Variant nisins may be constructed by the expression of variant nisA genes in a host strain which encodes the necessary maturation machinery, and thus can process the modified precursor peptide. One approach is to transform a nisin producing strain with a recombinant plasmid encoding variant nisA gene. In this background the host""s maturation enzymes are available to process both the resident prenisin and its plasmid-encoded variant. A strategy of this type has been reported for a strain that carries the wild-type nisin transposon (Kuipers et al (1991) in Nisins and novel lantibiotics (eds Jung, G. and Sahl, H.-S.), pages 250-259, ESCOM, Leiden, Netherlands). However, the disadvantage of this system is that both the host""s nisin and the engineered variant are synthesised together, making complex chemical separation procedures necessary prior to analysis of the properties of the novel peptide. Such a procedure would be particularly undesirable for industrial scale production of a variant nisin.
WO 93/20213 describes a process for producing a variant nisin from Lactococcus in the absence of natural nisin in which a plasmid-borne variant nisA gene (which encodes the variant nisin) is introduced into a strain of Lactococcus which does not secrete its natural nisA nisin (because the nisA gene has been inactivated) but is capable of expressing genes for nisin modification, immunity and translocation out of the cell.
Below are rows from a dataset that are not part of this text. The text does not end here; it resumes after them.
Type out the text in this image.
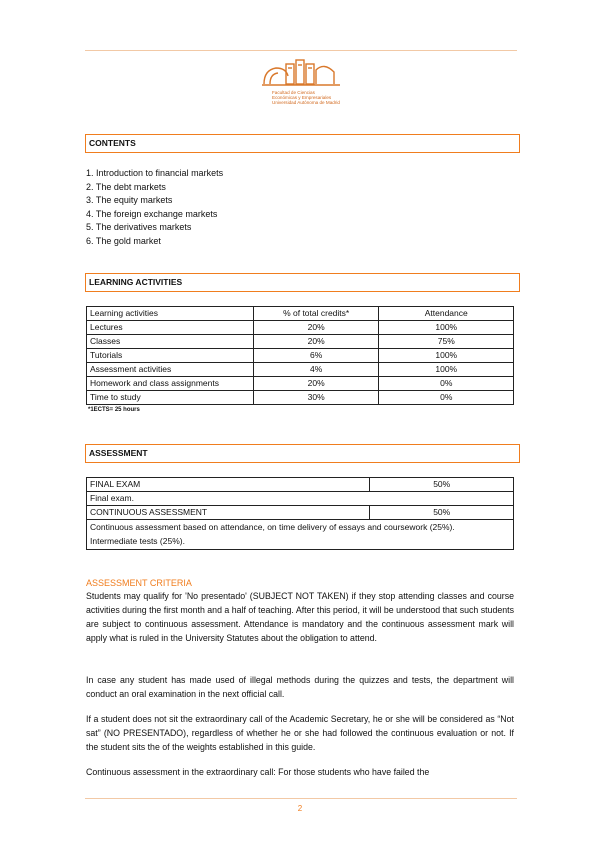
Facultad de Ciencias
Económicas y Empresariales
Universidad Autónoma de Madrid
CONTENTS
1. Introduction to financial markets
2. The debt markets
3. The equity markets
4. The foreign exchange markets
5. The derivatives markets
6. The gold market
LEARNING ACTIVITIES
Learning activities	% of total credits*	Attendance
Lectures	20%	100%
Classes	20%	75%
Tutorials	6%	100%
Assessment activities	4%	100%
Homework and class assignments	20%	0%
Time to study	30%	0%
*1ECTS= 25 hours
ASSESSMENT
FINAL EXAM	50%
Final exam.	
CONTINUOUS ASSESSMENT	50%

Continuous assessment based on attendance, on time delivery of essays and coursework (25%).
Intermediate tests (25%).	
ASSESSMENT CRITERIA

Students may qualify for 'No presentado' (SUBJECT NOT TAKEN) if they stop attending classes and course activities during the first month and a half of teaching. After this period, it will be understood that such students are subject to continuous assessment. Attendance is mandatory and the continuous assessment mark will apply what is ruled in the University Statutes about the obligation to attend.

In case any student has made used of illegal methods during the quizzes and tests, the department will conduct an oral examination in the next official call.

If a student does not sit the extraordinary call of the Academic Secretary, he or she will be considered as “Not sat” (NO PRESENTADO), regardless of whether he or she had followed the continuous evaluation or not. If the student sits the of the weights established in this guide.

Continuous assessment in the extraordinary call: For those students who have failed the

2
WO 92/18633 discloses plasmid-based systems for the expression of variant nisins from the nisZ gene (or mutants thereof) in Lactococcus strains that do not produce natural nisA nisin.
Unexpectedly we have found that by replacing the natural, chromosomal copy of the nisA gene (or at least a part thereof) with a variant nisA gene (or part thereof) we can produce surprisingly high levels of nisin, particularly variant nisins, from Lactococcus. Thus, the present invention provides improved methods and organisms for producing variant nisins with greater efficiency.
One aspect of the invention provides a method for making a cell which does not contain a natural nisA gene but expresses a nisin comprising the step of providing a cell with a variant nisA gene and genes for nisin modification, secretion and immunity wherein the variant nisA gene has the same relationship as the natural nisA gene to the gene cluster containing the natural nisA gene and the genes for nisin modification, secretion and immunity.
A second aspect of the invention provides a cell which does not contain a natural nisA gene but expresses a nisin comprising a variant nisA gene wherein the variant nisA gene has the same relationship as the natural nisA gene to a gene cluster containing the natural nisA gene and the genes for nisin modification, secretion and immunity.
A third aspect of the invention provides a process for producing nisin comprising culturing a cell as described in the second aspect of the invention and obtaining the nisin produced thereby.
A fourth aspect of the invention provides a nisin produced by the process of the invention.
A fifth aspect of the invention provides the use of a nisin produced according to the process of the invention as an antimicrobial agent. The ability of nisin to inhibit growth of spoilage bacteria and food pathogens has resulted in the extensive use of nisin as a natural preservative in certain food products, particularly dairy products such as soft cheeses. Variant nisins are also used.